I study atmospheric chemistry at Columbia University, where I research air pollution and offer teaching support for classes that introduce students to the science and societal impacts of climate change. Despite attending and working for a world-class university, my colleagues and I struggle to make ends meet in the most expensive city in the world.
I got involved in organizing a union with my fellow graduate student workers at Columbia because of our precarious benefits and lack of real workplace rights. In 2016, we overturned a decision made during President George W. Bush’s era by the NLRB and restored our collective bargaining rights. Since the NLRB ruling in the Columbia case, more than 20,000 graduate student workers across the country have been eligible to vote in union representation elections—and we have voted “yes” overwhelmingly.

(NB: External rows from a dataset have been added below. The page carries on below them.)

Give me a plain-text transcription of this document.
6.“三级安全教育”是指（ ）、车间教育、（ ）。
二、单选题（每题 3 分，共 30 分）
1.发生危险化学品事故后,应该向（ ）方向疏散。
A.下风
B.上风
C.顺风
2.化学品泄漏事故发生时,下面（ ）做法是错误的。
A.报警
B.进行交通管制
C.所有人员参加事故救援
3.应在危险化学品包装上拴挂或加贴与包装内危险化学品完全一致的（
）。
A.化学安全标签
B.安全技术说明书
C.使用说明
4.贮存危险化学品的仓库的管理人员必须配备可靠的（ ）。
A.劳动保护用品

As employees who are responsible for a growing portion of the teaching and research at our universities, graduate student workers have formed unions in record numbers to address chronic problems with sexual harassment and discrimination, unstable health benefits, and the precarious rights of international student workers, among other issues. These are some of the fundamental rights we know unions have addressed for decades across all sectors.
But in a desperate move to stifle the unprecedented momentum of the graduate student worker union movement, the NLRB has proposed a new rule that could take away the collective bargaining rights of research and teaching assistants at our universities.
We are all in this together as working people, and we must fight back against the attack on our rights.